Olive Oil Facts: Ten Things Worth Knowing

A few true things about olives and their oil that surprise almost everyone — and that, between them, tell you most of what matters about this remarkable fruit.
Olives are stranger and older than they look. Ten facts that, put together, are most of an education.
1. The olive is a fruit, and the oil is its juice
Olive oil isn’t processed or extracted with chemistry like seed oils — good oil is simply fresh fruit juice, crushed and separated. (How it’s made.)
2. Raw olives are inedible
Straight off the tree they’re punishingly bitter; every olive you’ve eaten was cured first.
3. Green and black are the same fruit
Colour is mostly ripeness, not variety — and matte-black canned olives are often dyed.
4. It takes ~5–7 kg of olives to make one litre of oil.
5. Olive trees live for centuries — sometimes millennia
Some living trees are over 2,000 years old and still fruit.
6. Spain, not Italy, makes the most oil
By a wide margin — much “Italian” oil is bottled, not grown, in Italy.

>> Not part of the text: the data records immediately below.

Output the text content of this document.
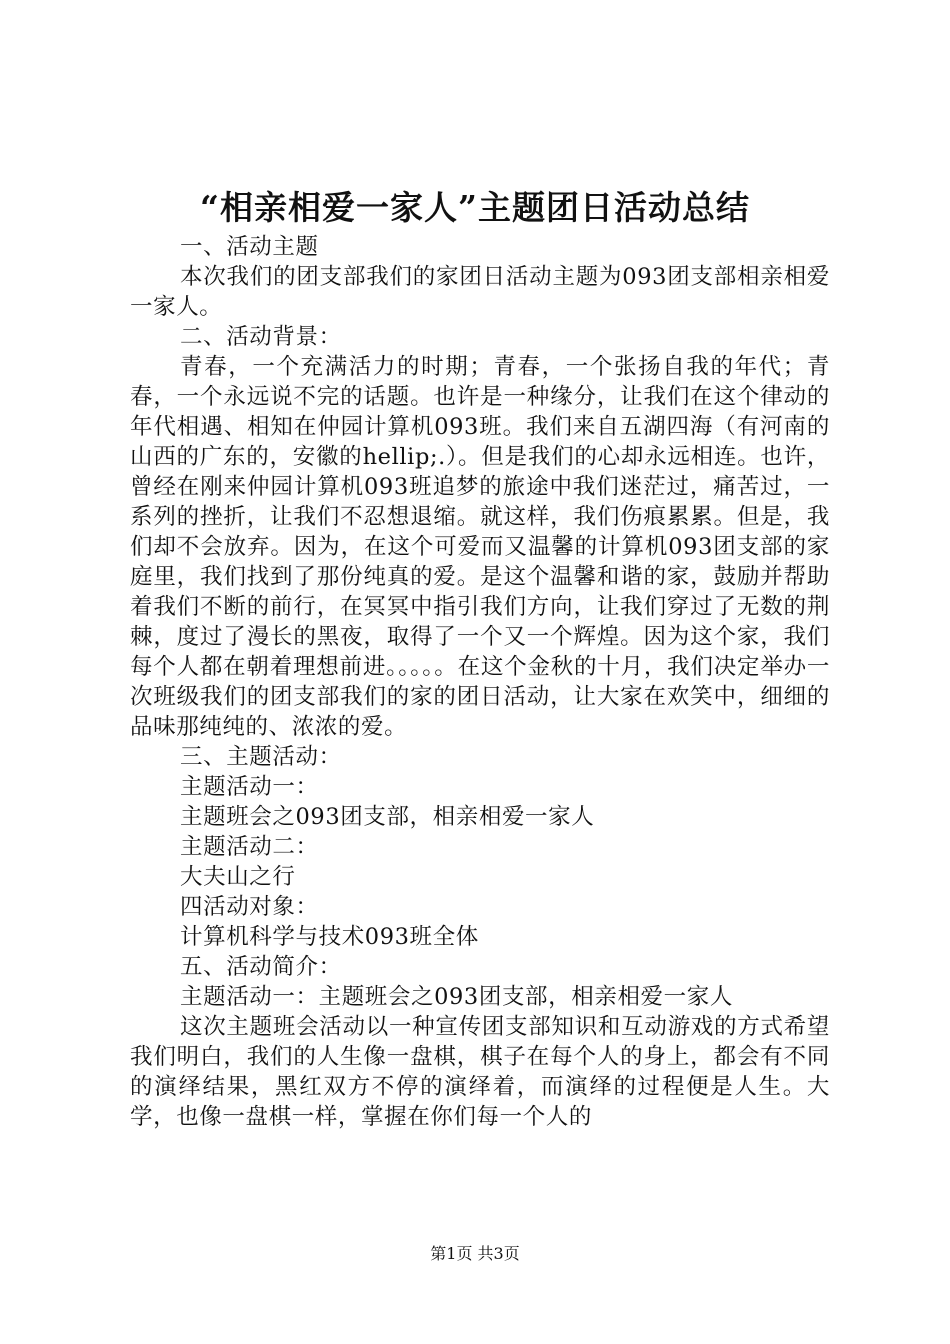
“相亲相爱一家人”主题团日活动总结

一、活动主题

本次我们的团支部我们的家团日活动主题为093团支部相亲相爱一家人。

二、活动背景：

青春，一个充满活力的时期；青春，一个张扬自我的年代；青春，一个永远说不完的话题。也许是一种缘分，让我们在这个律动的年代相遇、相知在仲园计算机093班。我们来自五湖四海（有河南的山西的广东的，安徽的hellip;.）。但是我们的心却永远相连。也许，曾经在刚来仲园计算机093班追梦的旅途中我们迷茫过，痛苦过，一系列的挫折，让我们不忍想退缩。就这样，我们伤痕累累。但是，我们却不会放弃。因为，在这个可爱而又温馨的计算机093团支部的家庭里，我们找到了那份纯真的爱。是这个温馨和谐的家，鼓励并帮助着我们不断的前行，在冥冥中指引我们方向，让我们穿过了无数的荆棘，度过了漫长的黑夜，取得了一个又一个辉煌。因为这个家，我们每个人都在朝着理想前进。。。。。在这个金秋的十月，我们决定举办一次班级我们的团支部我们的家的团日活动，让大家在欢笑中，细细的品味那纯纯的、浓浓的爱。

三、主题活动：

主题活动一：

主题班会之093团支部，相亲相爱一家人

主题活动二：

大夫山之行

四活动对象：

计算机科学与技术093班全体

五、活动简介：

主题活动一：主题班会之093团支部，相亲相爱一家人

这次主题班会活动以一种宣传团支部知识和互动游戏的方式希望我们明白，我们的人生像一盘棋，棋子在每个人的身上，都会有不同的演绎结果，黑红双方不停的演绎着，而演绎的过程便是人生。大学，也像一盘棋一样，掌握在你们每一个人的

第1页 共3页
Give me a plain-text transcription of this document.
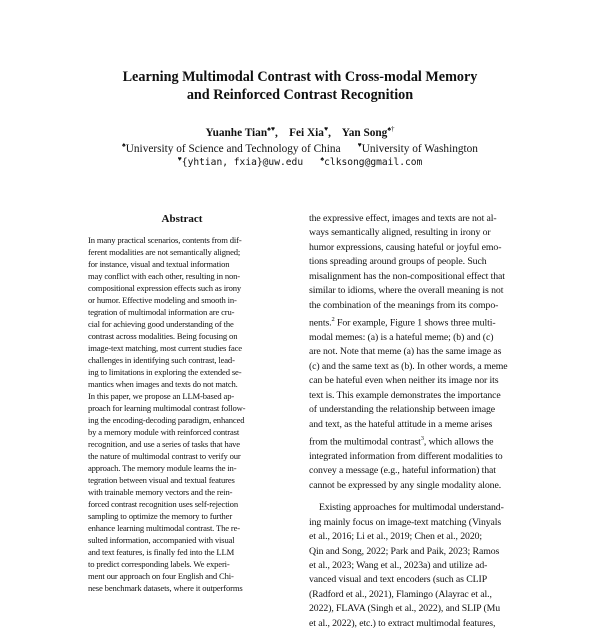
Learning Multimodal Contrast with Cross-modal Memory
and Reinforced Contrast Recognition
Yuanhe Tian♠♥,    Fei Xia♥,    Yan Song♠†
♠University of Science and Technology of China ♥University of Washington
♥{yhtian, fxia}@uw.edu ♠clksong@gmail.com
Abstract
In many practical scenarios, contents from dif-
ferent modalities are not semantically aligned;
for instance, visual and textual information
may conflict with each other, resulting in non-
compositional expression effects such as irony
or humor. Effective modeling and smooth in-
tegration of multimodal information are cru-
cial for achieving good understanding of the
contrast across modalities. Being focusing on
image-text matching, most current studies face
challenges in identifying such contrast, lead-
ing to limitations in exploring the extended se-
mantics when images and texts do not match.
In this paper, we propose an LLM-based ap-
proach for learning multimodal contrast follow-
ing the encoding-decoding paradigm, enhanced
by a memory module with reinforced contrast
recognition, and use a series of tasks that have
the nature of multimodal contrast to verify our
approach. The memory module learns the in-
tegration between visual and textual features
with trainable memory vectors and the rein-
forced contrast recognition uses self-rejection
sampling to optimize the memory to further
enhance learning multimodal contrast. The re-
sulted information, accompanied with visual
and text features, is finally fed into the LLM
to predict corresponding labels. We experi-
ment our approach on four English and Chi-
nese benchmark datasets, where it outperforms
the expressive effect, images and texts are not al-
ways semantically aligned, resulting in irony or
humor expressions, causing hateful or joyful emo-
tions spreading around groups of people. Such
misalignment has the non-compositional effect that
similar to idioms, where the overall meaning is not
the combination of the meanings from its compo-
nents.$^2$ For example, Figure 1 shows three multi-
modal memes: (a) is a hateful meme; (b) and (c)
are not. Note that meme (a) has the same image as
(c) and the same text as (b). In other words, a meme
can be hateful even when neither its image nor its
text is. This example demonstrates the importance
of understanding the relationship between image
and text, as the hateful attitude in a meme arises
from the multimodal contrast$^3$, which allows the
integrated information from different modalities to
convey a message (e.g., hateful information) that
cannot be expressed by any single modality alone.
Existing approaches for multimodal understand-
ing mainly focus on image-text matching (Vinyals
et al., 2016; Li et al., 2019; Chen et al., 2020;
Qin and Song, 2022; Park and Paik, 2023; Ramos
et al., 2023; Wang et al., 2023a) and utilize ad-
vanced visual and text encoders (such as CLIP
(Radford et al., 2021), Flamingo (Alayrac et al.,
2022), FLAVA (Singh et al., 2022), and SLIP (Mu
et al., 2022), etc.) to extract multimodal features,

7. The peppery cough is a good sign
That throat-sting is the antioxidant polyphenols — quality, not a fault.
8. Olives grow on five continents
Not just the Mediterranean — California, South America, Australia and more.
9. “Extra virgin” is a real legal grade — that’s widely faked
A lot of it isn’t.
10. There are hundreds of varieties
From the fierce Coratina to the buttery Castelvetrano — the whole encyclopedia is here.
If you remember a single fact, make it the freshness one: olive oil is a perishable fruit juice, not a pantry staple that lasts forever. Buy it by harvest date, keep it dark and cool, and use it up. Almost everything that’s wrong with the oil in most kitchens comes down to treating a living thing like a tin of beans.